November Verse 2: At a reading

Verse 2: At a poetry reading
Tonight’s star reads with great sonority
poems of country, beasts, trees, birds,
with great if pained superiority
over those who use not words
but guns on feral, sick or wounded
animals, whose lands are bounded,
cut by fences which (truth!) he
declares offensive. Glory be!
His passion shames my mammal-eating,
planet-warming life. It shakes
my donsie tricks, my black mistakes,
my use of coal-fired power for heating.
And yet I wish that he could tell
that other humans are not hell.

There’s a line in there that’s stolen from the great Robert Burns. You can read the poem it’s from here

7 responses to “November Verse 2: At a reading

  1. Not ‘stolen’ but ‘repurposed’ from Rabbie, Jonathan.


  2. What a great word is donsie. It should be widely known and used.

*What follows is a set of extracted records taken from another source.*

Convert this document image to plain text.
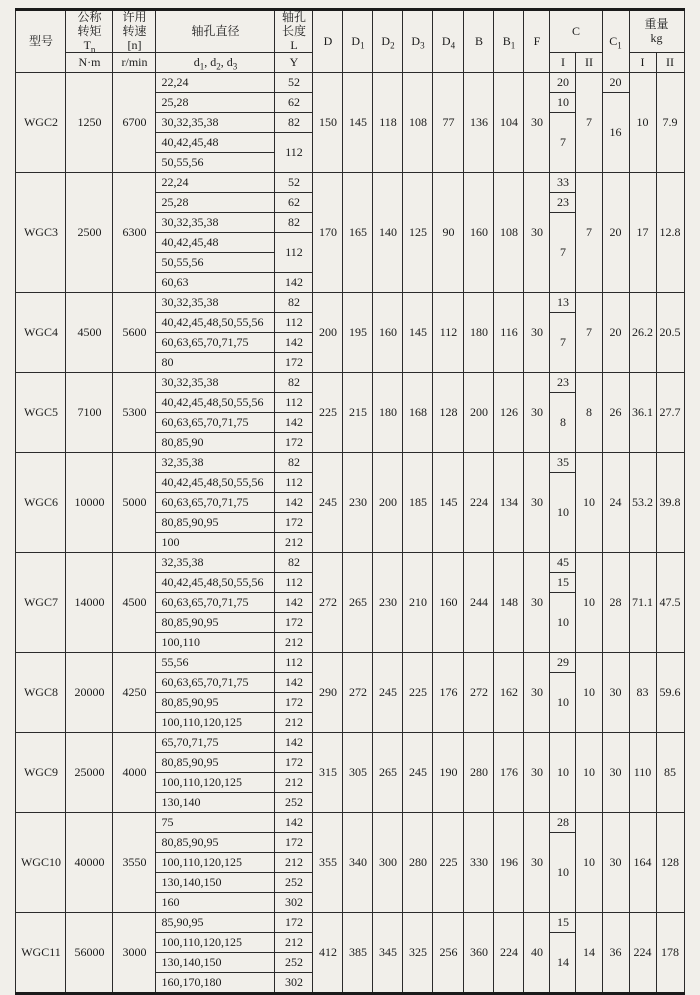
型号	公称
转矩
$T_n$	许用
转速
[n]	轴孔直径	轴孔
长度
L	D	$D_1$	$D_2$	$D_3$	$D_4$	B	$B_1$	F	C		$C_1$	重量
kg	

	N·m	r/min	$d_1$, $d_2$, $d_3$	Y									I	II		I	II
WGC2	1250	6700	22,24	52	150	145	118	108	77	136	104	30	20	7	20	10	7.9
			25,28	62									10		16		
			30,32,35,38	82									7				
			40,42,45,48	112													
			50,55,56														
WGC3	2500	6300	22,24	52	170	165	140	125	90	160	108	30	33	7	20	17	12.8
			25,28	62									23				
			30,32,35,38	82									7				
			40,42,45,48	112													
			50,55,56														
			60,63	142													
WGC4	4500	5600	30,32,35,38	82	200	195	160	145	112	180	116	30	13	7	20	26.2	20.5
			40,42,45,48,50,55,56	112									7				
			60,63,65,70,71,75	142													
			80	172													
WGC5	7100	5300	30,32,35,38	82	225	215	180	168	128	200	126	30	23	8	26	36.1	27.7
			40,42,45,48,50,55,56	112									8				
			60,63,65,70,71,75	142													
			80,85,90	172													
WGC6	10000	5000	32,35,38	82	245	230	200	185	145	224	134	30	35	10	24	53.2	39.8
			40,42,45,48,50,55,56	112									10				
			60,63,65,70,71,75	142													
			80,85,90,95	172													
			100	212													
WGC7	14000	4500	32,35,38	82	272	265	230	210	160	244	148	30	45	10	28	71.1	47.5
			40,42,45,48,50,55,56	112									15				
			60,63,65,70,71,75	142									10				
			80,85,90,95	172													
			100,110	212													
WGC8	20000	4250	55,56	112	290	272	245	225	176	272	162	30	29	10	30	83	59.6
			60,63,65,70,71,75	142									10				
			80,85,90,95	172													
			100,110,120,125	212													
WGC9	25000	4000	65,70,71,75	142	315	305	265	245	190	280	176	30	10	10	30	110	85
			80,85,90,95	172													
			100,110,120,125	212													
			130,140	252													
WGC10	40000	3550	75	142	355	340	300	280	225	330	196	30	28	10	30	164	128
			80,85,90,95	172									10				
			100,110,120,125	212													
			130,140,150	252													
			160	302													
WGC11	56000	3000	85,90,95	172	412	385	345	325	256	360	224	40	15	14	36	224	178
			100,110,120,125	212									14				
			130,140,150	252													
			160,170,180	302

  3. True Kathy. Also glaikit, niffer, aiblins and kennin


  4. Maybe it’s homage rather than theft. Thanks to your helpful link I see that your poet is making another point i.e. that it was ever thus and the Righteous will always be around


    • Homage, yes thanks you Lisa, much less jailable. I confess I hadn’t read the Burns poem closely until writing this little verse of mine sent me in search of it. I love:
      Then gently scan your brother man,
      Still gentler sister woman;
      Tho’ they may gang a kennin wrang,
      To step aside is human.
      I’ve never understood it as accepting the persistence of the unco guid, but just as giving them a serve.